ちょっと古い話ですが、4月下旬に自民党本部で与党教育基本法改正検討会のメンバーと、自民党を支持してきた宗教団体代表との懇談会を「壁耳」取材していたときのことです。検討会座長の大島理森元文相が「神道」のことを盛んに「しんどう、しんどう」と濁って発音しているのが耳につきました。
「これって濁らずに『しんとう』って読むんじゃなかったっけ。ふつうはみんな、『しんとう』と発音しているよなあ」
そんな細かいことが妙に引っかかったのは、随分以前にやはり『しんどう』と濁って発音する人にインタビューしたことがあったからです。それは平成3年、相手は、首相らの靖国神社への公式参拝や玉串料の県費支出を違憲と判断した仙台高裁の「岩手靖国訴訟」で、原告側弁護団長を務めた勅使河原安夫弁護士でした。
この判決は、被告側を形式的に勝訴させて上告を封じておきながら、原告側の望む憲法判断を示すという典型的な「ねじれ判決」でした。勅使河原氏は判決後、私のインタビューに「望んでいた憲法判断が得られた」と笑みを浮かべながら、「しんどう、しんどう」と繰り返していました。
この人の宗教観に興味を覚えた私が「米大統領の就任式に聖書はつきものだが、政教分離原則に反するか」と聞くと、「アメリカのことは考えたこともないが、特定のキリスト教を支持したとは言えないのでは」と答え、自身も学生時代に洗礼を受けていると語りました。
また、「靖国神社が宗教法人だからいけないのか」と聞くと、「そうではない」といいつつ、「どうして神社で寺ではないのか、ということだ。靖国神社には自衛隊員も祭られており、そこだけに行くというのは、何か意図があると思わざるを得ない」というのです。
首相の参拝先が寺や教会だったらいいのか、とそんな疑問を持ちつつも、インタビュー時間は終わりました。それ以来、私の周囲で「しんどう」と発音する人はほとんどいなかったので、妙に大島座長の言葉が印象に残ったようです。
ちなみに、このとき違憲判断を示した糟谷判事は判決4日後に退官して弁護士になりましたが、退任記者会見で「本当は朝日新聞の記者になりたかった」との名セリフをはきました。

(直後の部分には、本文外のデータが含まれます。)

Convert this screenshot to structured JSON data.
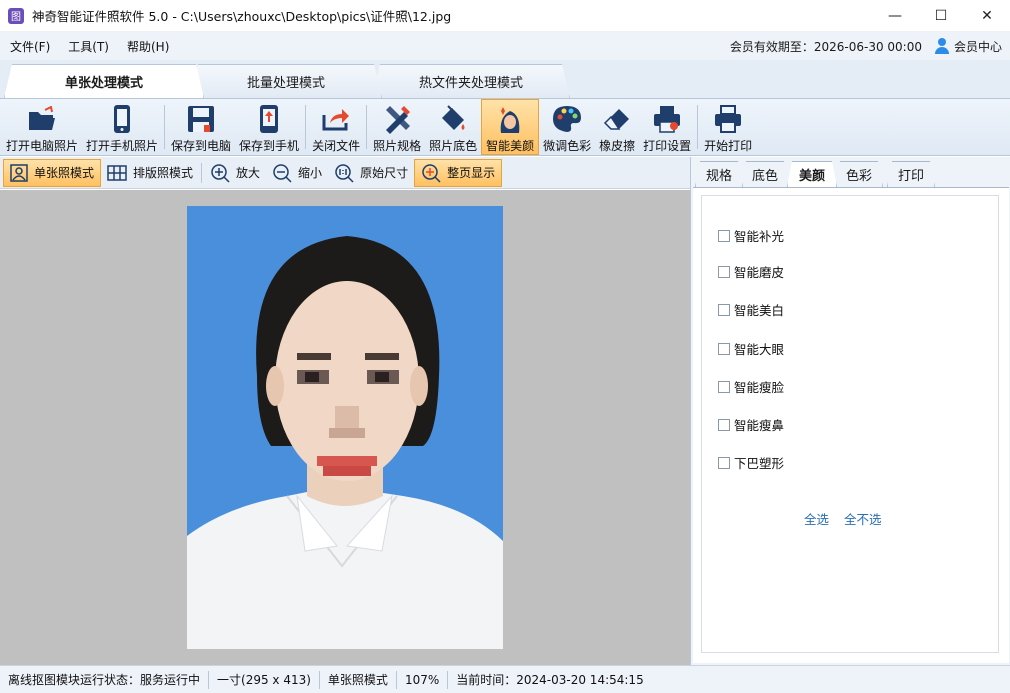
{
  "window": {
    "title": "神奇智能证件照软件 5.0 - C:\\Users\\zhouxc\\Desktop\\pics\\证件照\\12.jpg",
    "app_icon_glyph": "图",
    "minimize_glyph": "—",
    "maximize_glyph": "☐",
    "close_glyph": "✕"
  },
  "menu": {
    "file": "文件(F)",
    "tools": "工具(T)",
    "help": "帮助(H)",
    "member_validity": "会员有效期至：2026-06-30 00:00",
    "member_center": "会员中心"
  },
  "mode_tabs": [
    "单张处理模式",
    "批量处理模式",
    "热文件夹处理模式"
  ],
  "toolbar": {
    "items": [
      {
        "label": "打开电脑照片",
        "icon": "folder-open-icon"
      },
      {
        "label": "打开手机照片",
        "icon": "phone-icon"
      },
      {
        "label": "保存到电脑",
        "icon": "save-icon"
      },
      {
        "label": "保存到手机",
        "icon": "phone-upload-icon"
      },
      {
        "label": "关闭文件",
        "icon": "share-icon"
      },
      {
        "label": "照片规格",
        "icon": "pencil-ruler-icon"
      },
      {
        "label": "照片底色",
        "icon": "paint-bucket-icon"
      },
      {
        "label": "智能美颜",
        "icon": "beauty-face-icon"
      },
      {
        "label": "微调色彩",
        "icon": "palette-icon"
      },
      {
        "label": "橡皮擦",
        "icon": "eraser-icon"
      },
      {
        "label": "打印设置",
        "icon": "printer-settings-icon"
      },
      {
        "label": "开始打印",
        "icon": "printer-icon"
      }
    ],
    "active": "智能美颜"
  },
  "viewbar": {
    "single_mode": "单张照模式",
    "layout_mode": "排版照模式",
    "zoom_in": "放大",
    "zoom_out": "缩小",
    "original_size": "原始尺寸",
    "fit_page": "整页显示"
  },
  "panel": {
    "tabs": [
      "规格",
      "底色",
      "美颜",
      "色彩",
      "打印"
    ],
    "active_tab": "美颜",
    "options": [
      {
        "label": "智能补光",
        "checked": false
      },
      {
        "label": "智能磨皮",
        "checked": false
      },
      {
        "label": "智能美白",
        "checked": false
      },
      {
        "label": "智能大眼",
        "checked": false
      },
      {
        "label": "智能瘦脸",
        "checked": false
      },
      {
        "label": "智能瘦鼻",
        "checked": false
      },
      {
        "label": "下巴塑形",
        "checked": false
      }
    ],
    "select_all": "全选",
    "select_none": "全不选"
  },
  "status": {
    "service": "离线抠图模块运行状态：服务运行中",
    "spec": "一寸(295 x 413)",
    "mode": "单张照模式",
    "zoom": "107%",
    "time": "当前时间：2024-03-20 14:54:15"
  },
  "colors": {
    "photo_background": "#4a8fdc",
    "accent": "#ffc061",
    "link": "#2a6fb8"
  }
}
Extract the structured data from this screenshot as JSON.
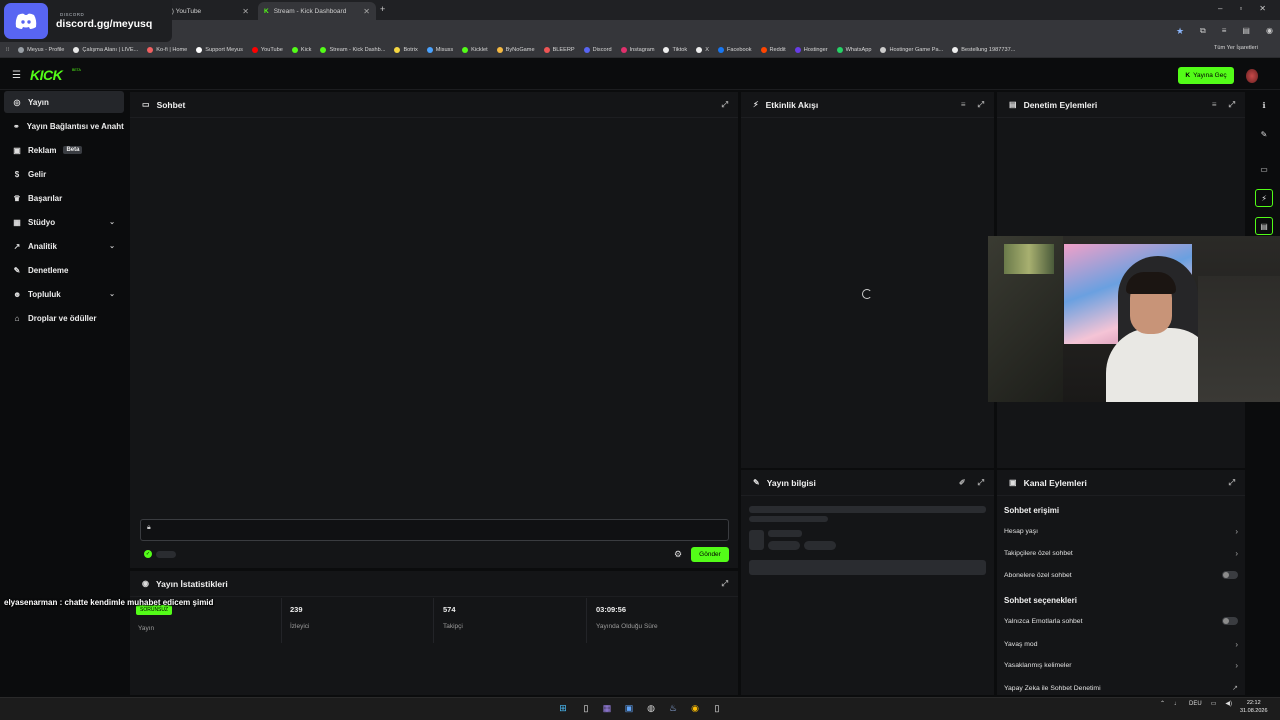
{
  "discord": {
    "url": "discord.gg/meyusq",
    "sub": "DISCORD"
  },
  "tabs": [
    {
      "title": "(1) YouTube"
    },
    {
      "title": "Stream - Kick Dashboard"
    }
  ],
  "new_tab": "+",
  "bookmarks": [
    "Meyus - Profile",
    "Çalışma Alanı | LIVE...",
    "Ko-fi | Home",
    "Support Meyus",
    "YouTube",
    "Kick",
    "Stream - Kick Dashb...",
    "Botrix",
    "Misuss",
    "Kicklet",
    "ByNoGame",
    "BLEERP",
    "Discord",
    "Instagram",
    "Tiktok",
    "X",
    "Facebook",
    "Reddit",
    "Hostinger",
    "WhatsApp",
    "Hostinger Game Pa...",
    "Bestellung 1987737..."
  ],
  "all_bookmarks": "Tüm Yer İşaretleri",
  "header": {
    "logo": "KICK",
    "logo_sup": "BETA",
    "go_live": "Yayına Geç"
  },
  "sidebar": {
    "items": [
      {
        "label": "Yayın"
      },
      {
        "label": "Yayın Bağlantısı ve Anahtar"
      },
      {
        "label": "Reklam",
        "badge": "Beta"
      },
      {
        "label": "Gelir"
      },
      {
        "label": "Başarılar"
      },
      {
        "label": "Stüdyo"
      },
      {
        "label": "Analitik"
      },
      {
        "label": "Denetleme"
      },
      {
        "label": "Topluluk"
      },
      {
        "label": "Droplar ve ödüller"
      }
    ]
  },
  "chat": {
    "title": "Sohbet",
    "send": "Gönder"
  },
  "stats": {
    "title": "Yayın İstatistikleri",
    "status_badge": "SORUNSUZ",
    "cells": [
      {
        "value": "",
        "label": "Yayın"
      },
      {
        "value": "239",
        "label": "İzleyici"
      },
      {
        "value": "574",
        "label": "Takipçi"
      },
      {
        "value": "03:09:56",
        "label": "Yayında Olduğu Süre"
      }
    ]
  },
  "overlay_message": "elyasenarman : chatte kendimle muhabet edicem şimid",
  "activity": {
    "title": "Etkinlik Akışı"
  },
  "mod_actions": {
    "title": "Denetim Eylemleri"
  },
  "stream_info": {
    "title": "Yayın bilgisi"
  },
  "channel": {
    "title": "Kanal Eylemleri",
    "section1": "Sohbet erişimi",
    "rows1": [
      {
        "label": "Hesap yaşı",
        "type": "chevron"
      },
      {
        "label": "Takipçilere özel sohbet",
        "type": "chevron"
      },
      {
        "label": "Abonelere özel sohbet",
        "type": "toggle"
      }
    ],
    "section2": "Sohbet seçenekleri",
    "rows2": [
      {
        "label": "Yalnızca Emotlarla sohbet",
        "type": "toggle"
      },
      {
        "label": "Yavaş mod",
        "type": "chevron"
      },
      {
        "label": "Yasaklanmış kelimeler",
        "type": "chevron"
      },
      {
        "label": "Yapay Zeka ile Sohbet Denetimi",
        "type": "external"
      }
    ]
  },
  "tray": {
    "lang": "DEU",
    "time": "22:12",
    "date": "31.08.2026"
  },
  "colors": {
    "accent": "#53fc18",
    "discord": "#5865f2"
  }
}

なるほどなるほど、と深く納得したのは言うまでもありません。
さらに余談ですが、高裁判決が出た次の日の朝刊で、早版地域(印刷工場が遠い地方など)に届いた本紙のエトキ(写真説明)は、私が書いた「高裁判断に笑いがとまらない勅使河原弁護士」との文が採用され、新聞を見た弁護士事務所から「それはないだろう」と軽い抗議がきました。でも、本社の方で少しまずいと思ったのでしょう、後版(工場が近い地域に届く分)からはふつうのまじめなエトキに替わっていました。
さて、そこで今朝早く目が覚めたのを幸いに、辞書で調べてみることにしました。まず、角川の「新国語辞典」には、「しんとう」としか載っていません。次に調べた岩波の「広辞苑」の場合は、同じ字で「しんとう」と「しんどう」では別の意味が書いてありました。後者のにごる方の意味は①神、神祇②中国で、墓場への道、墓道、墓門とありました。なるほど、中国が神道を嫌う理由の一つは意外とこんなところにあるのかも。
ところが、続く三省堂の「新明解国語辞典」にはあっさりと「神道」の読みに「しんどう」も載っていました。また、小学館の「大辞泉」をみても「『しんどう』とも」とどっちでもいいように書いてあります。
うーん、2対2か。思い余って神社本庁の関係者に電話して聞いてみたところ「われわれとしては濁らずに『しんとう』と読むのが基本ですが、『しんどう』と読む人もいるし、間違いではないでしょう」とのことでした。でもやっぱり、「しんどう」と聞くと身構えてしまうな‥。